Pitfall 2: Swapping Processed Carbs for Low-Carb Treats
Low-carb bars, biscuits and desserts can keep cravings alive. Use them occasionally, not as everyday staples.
Pitfall 3: Fearing Natural Hunger
Gentle hunger before meals is normal. Constant hunger is not. If you feel hungry all day, increase protein, improve sleep and reduce processed carbohydrates more consistently.
Pitfall 4: Ignoring Muscle
Fat loss without strength training can reduce muscle. The goal is to lose fat while preserving strength.
Pitfall 5: Going All-or-Nothing
One off-plan meal does not ruin progress. Return at the next meal.
Pitfall 6: Depending on Motivation
Motivation comes and goes. Preparation is more reliable. Cook extra protein. Keep boiled eggs ready. Plan simple meals. Remove trigger foods. Decide before you are hungry.
Special Considerations for Midlife Women
In midlife, metabolic change can feel sudden. Hormonal shifts can affect sleep, appetite, mood, muscle and fat distribution.

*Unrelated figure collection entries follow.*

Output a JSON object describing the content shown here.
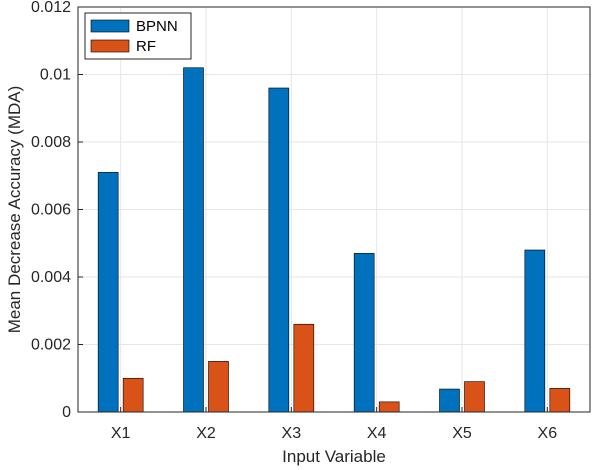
{
  "chart_data": {
    "type": "bar",
    "categories": [
      "X1",
      "X2",
      "X3",
      "X4",
      "X5",
      "X6"
    ],
    "series": [
      {
        "name": "BPNN",
        "color": "#0072BD",
        "values": [
          0.0071,
          0.0102,
          0.0096,
          0.0047,
          0.00068,
          0.0048
        ]
      },
      {
        "name": "RF",
        "color": "#D95319",
        "values": [
          0.001,
          0.0015,
          0.0026,
          0.0003,
          0.0009,
          0.0007
        ]
      }
    ],
    "xlabel": "Input Variable",
    "ylabel": "Mean Decrease Accuracy (MDA)",
    "ylim": [
      0,
      0.012
    ],
    "yticks": [
      0,
      0.002,
      0.004,
      0.006,
      0.008,
      0.01,
      0.012
    ],
    "ytick_labels": [
      "0",
      "0.002",
      "0.004",
      "0.006",
      "0.008",
      "0.01",
      "0.012"
    ],
    "grid": true,
    "legend_position": "top-left"
  }
}
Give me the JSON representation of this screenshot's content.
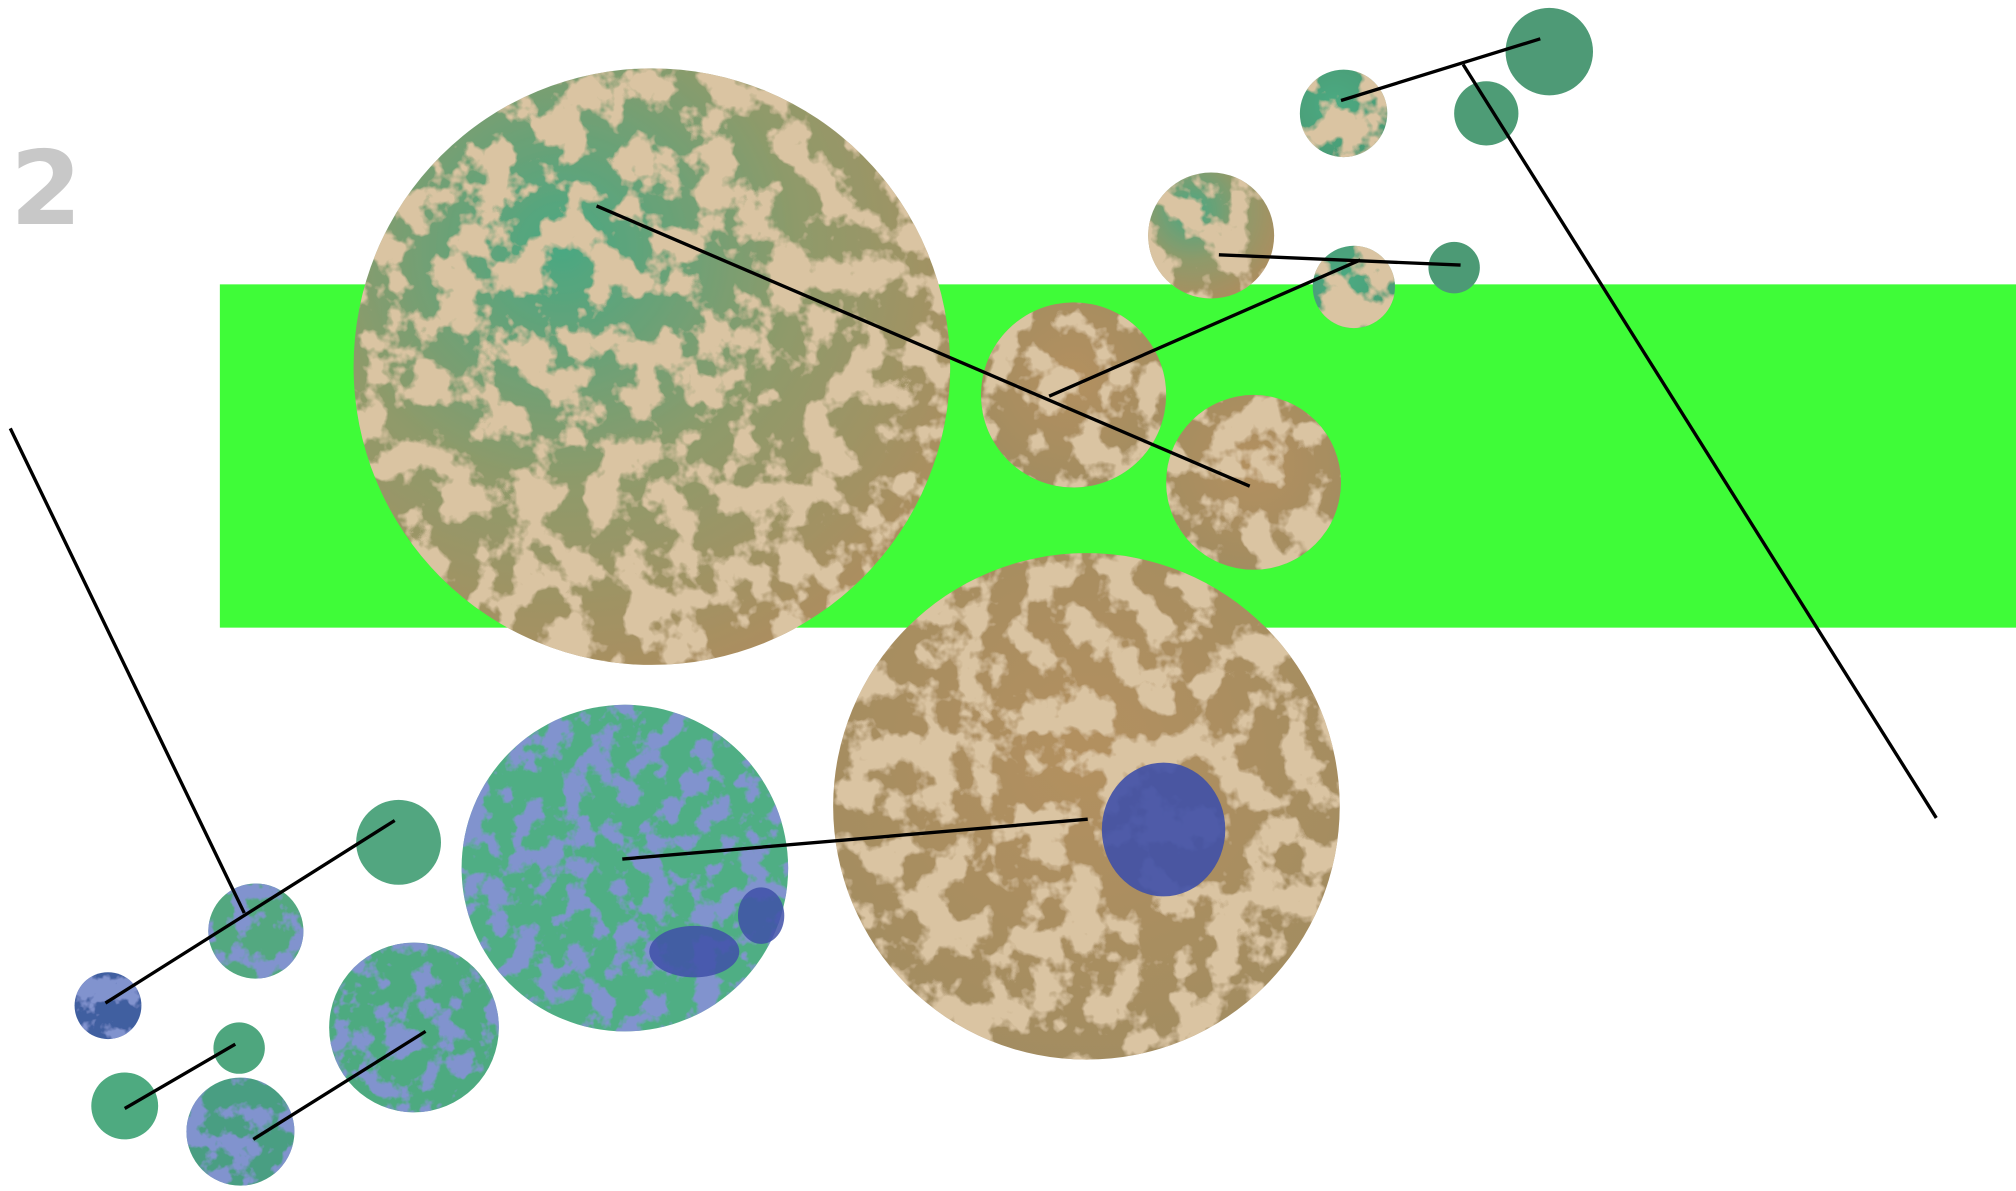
{
  "label": "2"
}
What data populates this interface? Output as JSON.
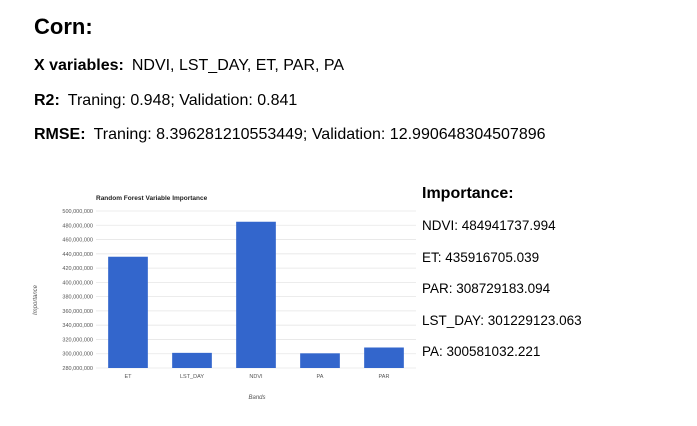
{
  "heading": "Corn:",
  "x_variables": {
    "label": "X variables:",
    "value": "NDVI, LST_DAY, ET, PAR, PA"
  },
  "r2": {
    "label": "R2:",
    "value": "Traning: 0.948; Validation: 0.841"
  },
  "rmse": {
    "label": "RMSE:",
    "value": "Traning: 8.396281210553449; Validation: 12.990648304507896"
  },
  "importance_panel": {
    "title": "Importance:",
    "items": [
      "NDVI: 484941737.994",
      "ET: 435916705.039",
      "PAR: 308729183.094",
      "LST_DAY: 301229123.063",
      "PA: 300581032.221"
    ]
  },
  "colors": {
    "bar": "#3366cc",
    "grid": "#e6e6e6",
    "tick_text": "#555555"
  },
  "chart_data": {
    "type": "bar",
    "title": "Random Forest Variable Importance",
    "xlabel": "Bands",
    "ylabel": "Importance",
    "categories": [
      "ET",
      "LST_DAY",
      "NDVI",
      "PA",
      "PAR"
    ],
    "values": [
      435916705.039,
      301229123.063,
      484941737.994,
      300581032.221,
      308729183.094
    ],
    "ylim": [
      280000000,
      500000000
    ],
    "yticks": [
      280000000,
      300000000,
      320000000,
      340000000,
      360000000,
      380000000,
      400000000,
      420000000,
      440000000,
      460000000,
      480000000,
      500000000
    ],
    "ytick_labels": [
      "280,000,000",
      "300,000,000",
      "320,000,000",
      "340,000,000",
      "360,000,000",
      "380,000,000",
      "400,000,000",
      "420,000,000",
      "440,000,000",
      "460,000,000",
      "480,000,000",
      "500,000,000"
    ],
    "grid": true,
    "legend": "none"
  }
}
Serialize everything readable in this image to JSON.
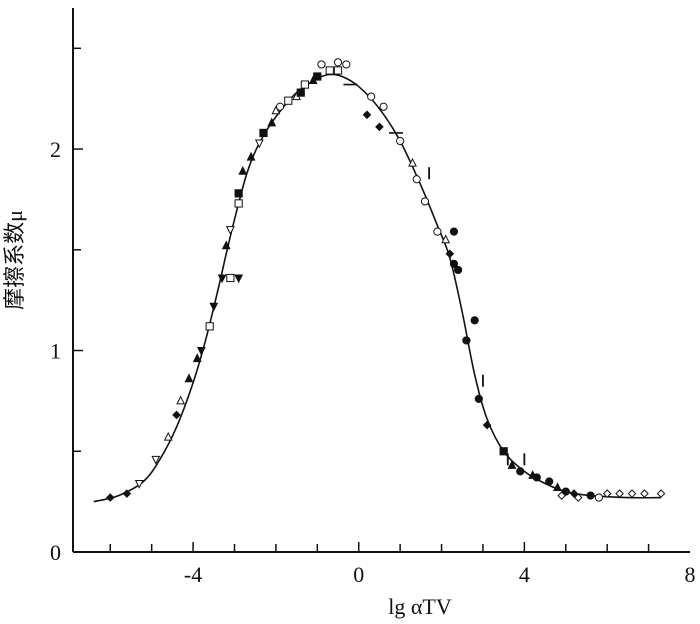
{
  "chart_data": {
    "type": "scatter",
    "title": "",
    "xlabel": "lg αTV",
    "ylabel": "摩擦系数μ",
    "xlim": [
      -6.9,
      8
    ],
    "ylim": [
      0,
      2.7
    ],
    "x_ticks": [
      "-4",
      "0",
      "4",
      "8"
    ],
    "x_tick_values": [
      -4,
      0,
      4,
      8
    ],
    "y_ticks": [
      "0",
      "1",
      "2"
    ],
    "y_tick_values": [
      0,
      1,
      2
    ],
    "grid": false,
    "legend": "none",
    "series": [
      {
        "kind": "line",
        "color": "#111111",
        "points": [
          [
            -6.4,
            0.25
          ],
          [
            -5.8,
            0.28
          ],
          [
            -5.2,
            0.35
          ],
          [
            -4.8,
            0.46
          ],
          [
            -4.4,
            0.62
          ],
          [
            -4.0,
            0.84
          ],
          [
            -3.7,
            1.05
          ],
          [
            -3.4,
            1.3
          ],
          [
            -3.2,
            1.48
          ],
          [
            -3.0,
            1.65
          ],
          [
            -2.7,
            1.88
          ],
          [
            -2.4,
            2.03
          ],
          [
            -2.0,
            2.16
          ],
          [
            -1.5,
            2.28
          ],
          [
            -1.0,
            2.35
          ],
          [
            -0.7,
            2.37
          ],
          [
            -0.4,
            2.36
          ],
          [
            0.0,
            2.31
          ],
          [
            0.5,
            2.2
          ],
          [
            1.0,
            2.04
          ],
          [
            1.5,
            1.82
          ],
          [
            1.9,
            1.62
          ],
          [
            2.2,
            1.46
          ],
          [
            2.5,
            1.19
          ],
          [
            2.8,
            0.88
          ],
          [
            3.1,
            0.66
          ],
          [
            3.5,
            0.5
          ],
          [
            4.0,
            0.4
          ],
          [
            4.5,
            0.34
          ],
          [
            5.0,
            0.3
          ],
          [
            5.6,
            0.28
          ],
          [
            6.5,
            0.27
          ],
          [
            7.3,
            0.27
          ]
        ]
      },
      {
        "kind": "points",
        "color": "#111111",
        "points": [
          {
            "x": -6.0,
            "y": 0.27,
            "m": "diamond-filled"
          },
          {
            "x": -5.6,
            "y": 0.29,
            "m": "diamond-filled"
          },
          {
            "x": -5.3,
            "y": 0.34,
            "m": "triangle-down-open"
          },
          {
            "x": -4.9,
            "y": 0.46,
            "m": "triangle-down-open"
          },
          {
            "x": -4.6,
            "y": 0.57,
            "m": "triangle-up-open"
          },
          {
            "x": -4.4,
            "y": 0.68,
            "m": "diamond-filled"
          },
          {
            "x": -4.3,
            "y": 0.75,
            "m": "triangle-up-open"
          },
          {
            "x": -4.1,
            "y": 0.86,
            "m": "triangle-up-filled"
          },
          {
            "x": -3.9,
            "y": 0.96,
            "m": "triangle-up-filled"
          },
          {
            "x": -3.8,
            "y": 1.0,
            "m": "triangle-down-filled"
          },
          {
            "x": -3.6,
            "y": 1.12,
            "m": "square-open"
          },
          {
            "x": -3.5,
            "y": 1.22,
            "m": "triangle-down-filled"
          },
          {
            "x": -3.3,
            "y": 1.36,
            "m": "triangle-down-filled"
          },
          {
            "x": -3.1,
            "y": 1.36,
            "m": "square-open"
          },
          {
            "x": -2.9,
            "y": 1.36,
            "m": "triangle-down-filled"
          },
          {
            "x": -3.2,
            "y": 1.52,
            "m": "triangle-up-filled"
          },
          {
            "x": -3.1,
            "y": 1.6,
            "m": "triangle-down-open"
          },
          {
            "x": -2.9,
            "y": 1.73,
            "m": "square-open"
          },
          {
            "x": -2.9,
            "y": 1.78,
            "m": "square-filled"
          },
          {
            "x": -2.8,
            "y": 1.89,
            "m": "triangle-up-filled"
          },
          {
            "x": -2.6,
            "y": 1.96,
            "m": "triangle-up-filled"
          },
          {
            "x": -2.4,
            "y": 2.03,
            "m": "triangle-down-open"
          },
          {
            "x": -2.3,
            "y": 2.08,
            "m": "square-filled"
          },
          {
            "x": -2.1,
            "y": 2.13,
            "m": "triangle-up-filled"
          },
          {
            "x": -2.0,
            "y": 2.19,
            "m": "triangle-up-open"
          },
          {
            "x": -1.9,
            "y": 2.21,
            "m": "circle-open"
          },
          {
            "x": -1.7,
            "y": 2.24,
            "m": "square-open"
          },
          {
            "x": -1.5,
            "y": 2.26,
            "m": "triangle-up-open"
          },
          {
            "x": -1.4,
            "y": 2.28,
            "m": "square-filled"
          },
          {
            "x": -1.3,
            "y": 2.32,
            "m": "square-open"
          },
          {
            "x": -1.1,
            "y": 2.34,
            "m": "triangle-up-filled"
          },
          {
            "x": -1.0,
            "y": 2.36,
            "m": "square-filled"
          },
          {
            "x": -0.9,
            "y": 2.42,
            "m": "circle-open"
          },
          {
            "x": -0.7,
            "y": 2.39,
            "m": "square-open"
          },
          {
            "x": -0.5,
            "y": 2.39,
            "m": "square-open"
          },
          {
            "x": -0.5,
            "y": 2.43,
            "m": "circle-open"
          },
          {
            "x": -0.3,
            "y": 2.42,
            "m": "circle-open"
          },
          {
            "x": -0.2,
            "y": 2.32,
            "m": "dash"
          },
          {
            "x": 0.3,
            "y": 2.26,
            "m": "circle-open"
          },
          {
            "x": 0.6,
            "y": 2.21,
            "m": "circle-open"
          },
          {
            "x": 0.2,
            "y": 2.17,
            "m": "diamond-filled"
          },
          {
            "x": 0.5,
            "y": 2.11,
            "m": "diamond-filled"
          },
          {
            "x": 0.9,
            "y": 2.08,
            "m": "dash"
          },
          {
            "x": 1.0,
            "y": 2.04,
            "m": "circle-open"
          },
          {
            "x": 1.3,
            "y": 1.93,
            "m": "triangle-up-open"
          },
          {
            "x": 1.7,
            "y": 1.88,
            "m": "vbar"
          },
          {
            "x": 1.4,
            "y": 1.85,
            "m": "circle-open"
          },
          {
            "x": 1.6,
            "y": 1.74,
            "m": "circle-open"
          },
          {
            "x": 1.9,
            "y": 1.59,
            "m": "circle-open"
          },
          {
            "x": 2.1,
            "y": 1.55,
            "m": "triangle-up-open"
          },
          {
            "x": 2.3,
            "y": 1.59,
            "m": "circle-filled"
          },
          {
            "x": 2.2,
            "y": 1.48,
            "m": "diamond-filled"
          },
          {
            "x": 2.3,
            "y": 1.43,
            "m": "circle-filled"
          },
          {
            "x": 2.4,
            "y": 1.4,
            "m": "circle-filled"
          },
          {
            "x": 2.8,
            "y": 1.15,
            "m": "circle-filled"
          },
          {
            "x": 2.6,
            "y": 1.05,
            "m": "circle-filled"
          },
          {
            "x": 3.0,
            "y": 0.85,
            "m": "vbar"
          },
          {
            "x": 2.9,
            "y": 0.76,
            "m": "circle-filled"
          },
          {
            "x": 3.1,
            "y": 0.63,
            "m": "diamond-filled"
          },
          {
            "x": 3.5,
            "y": 0.5,
            "m": "square-filled"
          },
          {
            "x": 3.6,
            "y": 0.46,
            "m": "vbar"
          },
          {
            "x": 3.7,
            "y": 0.43,
            "m": "triangle-up-filled"
          },
          {
            "x": 3.9,
            "y": 0.4,
            "m": "circle-filled"
          },
          {
            "x": 4.0,
            "y": 0.46,
            "m": "vbar"
          },
          {
            "x": 4.2,
            "y": 0.38,
            "m": "triangle-up-filled"
          },
          {
            "x": 4.3,
            "y": 0.37,
            "m": "circle-filled"
          },
          {
            "x": 4.6,
            "y": 0.35,
            "m": "circle-filled"
          },
          {
            "x": 4.8,
            "y": 0.32,
            "m": "triangle-up-filled"
          },
          {
            "x": 5.0,
            "y": 0.3,
            "m": "circle-filled"
          },
          {
            "x": 5.2,
            "y": 0.29,
            "m": "diamond-filled"
          },
          {
            "x": 5.6,
            "y": 0.28,
            "m": "circle-filled"
          },
          {
            "x": 5.8,
            "y": 0.27,
            "m": "circle-open"
          },
          {
            "x": 4.9,
            "y": 0.28,
            "m": "diamond-open"
          },
          {
            "x": 5.3,
            "y": 0.27,
            "m": "diamond-open"
          },
          {
            "x": 6.0,
            "y": 0.29,
            "m": "diamond-open"
          },
          {
            "x": 6.3,
            "y": 0.29,
            "m": "diamond-open"
          },
          {
            "x": 6.6,
            "y": 0.29,
            "m": "diamond-open"
          },
          {
            "x": 6.9,
            "y": 0.29,
            "m": "diamond-open"
          },
          {
            "x": 7.3,
            "y": 0.29,
            "m": "diamond-open"
          }
        ]
      }
    ]
  }
}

Many women notice more waist fat even when they have not dramatically changed their habits.
This does not mean your body is broken.
It means your strategy needs to become more supportive.
Prioritise:
Protein at every meal
Lower processed carbohydrate intake
Strength training
Walking after meals
Consistent sleep routines
Stress reduction
Earlier dinners if helpful
Fewer snacks
Patience with hormonal fluctuations
The goal is not to fight your body. It is to work with its changing needs.
Who This Works For
This approach may be especially helpful for people with:
Insulin resistance
Prediabetes
Metabolic syndrome
Fatty liver
High triglycerides
Central fat gain
Energy crashes
Frequent cravings
Difficulty feeling full
Blood pressure concerns
A history of yo-yo dieting
It is also suitable for people who want a clear, food-first way to improve metabolic health without relying on willpower alone.
Medication can be useful for some people and should never be judged. But even when medication is used, food quality, protein intake, muscle preservation, movement, sleep and stress management still matter.
The Big Idea
The biggest metabolic health lever is not forcing yourself to eat less.
It is changing what you eat so appetite begins to regulate naturally.
A well-designed insulin resistance diet does three things beautifully:
Increases protein.
Reduces processed carbohydrates.
Improves appetite control so fat loss can follow.
When fat loss happens, especially from the waist, liver and visceral fat stores, insulin sensitivity often improves. Blood sugar becomes easier to manage. Energy becomes steadier. Cravings become quieter. Confidence returns.
Start with one meal. Make it protein-rich. Remove one processed carbohydrate trigger food. Walk after dinner. Lift something twice this week. Protect your sleep.
Your metabolism is not fixed. It is responsive.
Give it clearer signals, and change can begin.
Insulin Resistance Diet Starter Plan
This week, I will:
Build my first meal around protein.
Reduce my top three processed carbohydrate trigger foods.
Prepare protein for two easy meals.
Walk for 10 minutes after one meal each day.
Do two short strength sessions.
Measure my waist once.
Track hunger, cravings, energy and sleep.
Speak with a healthcare professional if I take medication or have a medical condition.